La faille critique en question est CVE-2023-26360 (score CVSS : 8,6), qui pourrait être exploitée par un acteur malveillant pour obtenir l’exécution de code arbitraire.
« Adobe ColdFusion contient une vulnérabilité de contrôle d’accès inapproprié qui permet l’exécution de code à distance », a déclaré CISA .
La vulnérabilité affecte ColdFusion 2018 (mise à jour 15 et versions antérieures) et ColdFusion 2021 (mise à jour 5 et versions antérieures). Il a été résolu dans les versions Update 16 et Update 6, respectivement, publiées le 14 mars 2023.
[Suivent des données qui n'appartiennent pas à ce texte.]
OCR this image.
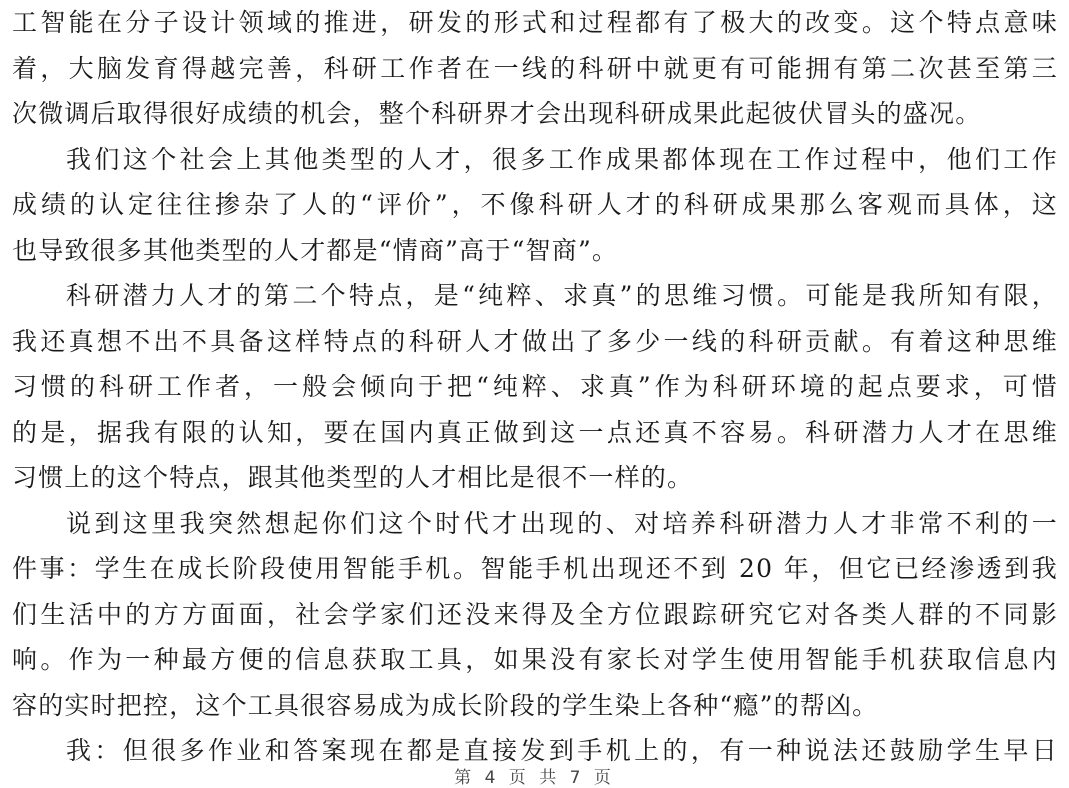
工智能在分子设计领域的推进，研发的形式和过程都有了极大的改变。这个特点意味
着，大脑发育得越完善，科研工作者在一线的科研中就更有可能拥有第二次甚至第三
次微调后取得很好成绩的机会，整个科研界才会出现科研成果此起彼伏冒头的盛况。
我们这个社会上其他类型的人才，很多工作成果都体现在工作过程中，他们工作
成绩的认定往往掺杂了人的“评价”，不像科研人才的科研成果那么客观而具体，这
也导致很多其他类型的人才都是“情商”高于“智商”。
科研潜力人才的第二个特点，是“纯粹、求真”的思维习惯。可能是我所知有限，
我还真想不出不具备这样特点的科研人才做出了多少一线的科研贡献。有着这种思维
习惯的科研工作者，一般会倾向于把“纯粹、求真”作为科研环境的起点要求，可惜
的是，据我有限的认知，要在国内真正做到这一点还真不容易。科研潜力人才在思维
习惯上的这个特点，跟其他类型的人才相比是很不一样的。
说到这里我突然想起你们这个时代才出现的、对培养科研潜力人才非常不利的一
件事：学生在成长阶段使用智能手机。智能手机出现还不到 20 年，但它已经渗透到我
们生活中的方方面面，社会学家们还没来得及全方位跟踪研究它对各类人群的不同影
响。作为一种最方便的信息获取工具，如果没有家长对学生使用智能手机获取信息内
容的实时把控，这个工具很容易成为成长阶段的学生染上各种“瘾”的帮凶。
我：但很多作业和答案现在都是直接发到手机上的，有一种说法还鼓励学生早日
第 4 页 共 7 页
Il convient de noter que CVE-2023-26360 affecte également les installations ColdFusion 2016 et ColdFusion 11, qui ne sont plus prises en charge par l’éditeur de logiciels car elles ont atteint leur fin de vie (EoL).
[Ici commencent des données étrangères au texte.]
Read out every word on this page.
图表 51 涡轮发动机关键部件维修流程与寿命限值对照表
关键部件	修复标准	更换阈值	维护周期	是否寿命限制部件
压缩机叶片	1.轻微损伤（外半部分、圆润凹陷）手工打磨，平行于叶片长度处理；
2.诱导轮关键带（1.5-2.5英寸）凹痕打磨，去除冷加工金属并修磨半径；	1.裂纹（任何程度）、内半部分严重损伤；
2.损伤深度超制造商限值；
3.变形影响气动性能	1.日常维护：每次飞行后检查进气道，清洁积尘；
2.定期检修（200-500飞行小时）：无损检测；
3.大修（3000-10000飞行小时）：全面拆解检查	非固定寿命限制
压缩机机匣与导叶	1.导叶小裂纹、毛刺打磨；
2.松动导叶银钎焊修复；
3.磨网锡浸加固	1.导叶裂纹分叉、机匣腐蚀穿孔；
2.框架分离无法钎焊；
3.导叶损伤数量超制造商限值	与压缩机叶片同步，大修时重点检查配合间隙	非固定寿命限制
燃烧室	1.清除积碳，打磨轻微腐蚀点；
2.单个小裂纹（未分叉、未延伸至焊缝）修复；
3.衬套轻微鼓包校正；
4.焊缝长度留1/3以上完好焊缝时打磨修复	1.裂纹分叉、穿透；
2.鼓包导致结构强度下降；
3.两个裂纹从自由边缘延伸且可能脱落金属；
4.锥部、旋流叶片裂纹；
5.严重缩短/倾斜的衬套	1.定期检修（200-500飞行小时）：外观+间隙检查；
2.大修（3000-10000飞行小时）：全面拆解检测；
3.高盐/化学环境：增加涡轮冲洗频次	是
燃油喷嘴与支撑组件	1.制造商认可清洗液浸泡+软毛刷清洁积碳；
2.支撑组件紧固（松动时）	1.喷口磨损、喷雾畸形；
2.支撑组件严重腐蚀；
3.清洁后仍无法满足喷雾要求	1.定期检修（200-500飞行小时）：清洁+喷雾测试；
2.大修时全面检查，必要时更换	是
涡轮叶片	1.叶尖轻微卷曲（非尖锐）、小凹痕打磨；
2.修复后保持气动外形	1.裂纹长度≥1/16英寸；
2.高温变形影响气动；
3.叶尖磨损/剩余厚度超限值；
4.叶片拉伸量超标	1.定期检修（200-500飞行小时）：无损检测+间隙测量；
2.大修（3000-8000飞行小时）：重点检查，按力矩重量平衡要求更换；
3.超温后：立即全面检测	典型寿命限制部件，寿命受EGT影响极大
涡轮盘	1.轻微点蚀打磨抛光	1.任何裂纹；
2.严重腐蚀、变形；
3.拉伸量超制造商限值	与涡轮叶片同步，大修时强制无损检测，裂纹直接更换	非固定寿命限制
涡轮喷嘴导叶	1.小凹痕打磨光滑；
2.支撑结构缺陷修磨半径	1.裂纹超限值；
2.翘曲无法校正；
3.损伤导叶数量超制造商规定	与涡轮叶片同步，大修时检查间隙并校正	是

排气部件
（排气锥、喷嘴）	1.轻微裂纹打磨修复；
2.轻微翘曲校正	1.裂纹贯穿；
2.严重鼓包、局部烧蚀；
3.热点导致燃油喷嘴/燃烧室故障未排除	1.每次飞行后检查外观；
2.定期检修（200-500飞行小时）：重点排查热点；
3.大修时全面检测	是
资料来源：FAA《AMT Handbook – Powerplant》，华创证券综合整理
Bien que les détails exacts entourant la nature des attaques soient inconnus, Adobe a déclaré dans un avis qu’il était conscient que la faille était « exploitée à l’état sauvage dans des attaques très limitées ».
Les agences du Federal Civilian Executive Branch (FCEB) sont tenues d’appliquer les mises à jour d’ici le 5 avril 2023, afin de protéger leurs réseaux contre les menaces potentielles.
Charlie Arehart, un chercheur en sécurité crédité d’avoir découvert et signalé la faille aux côtés de Pete Freitag, l’ a décrite comme un problème « grave » qui pourrait entraîner une « exécution de code arbitraire » et une « lecture arbitraire du système de fichiers ».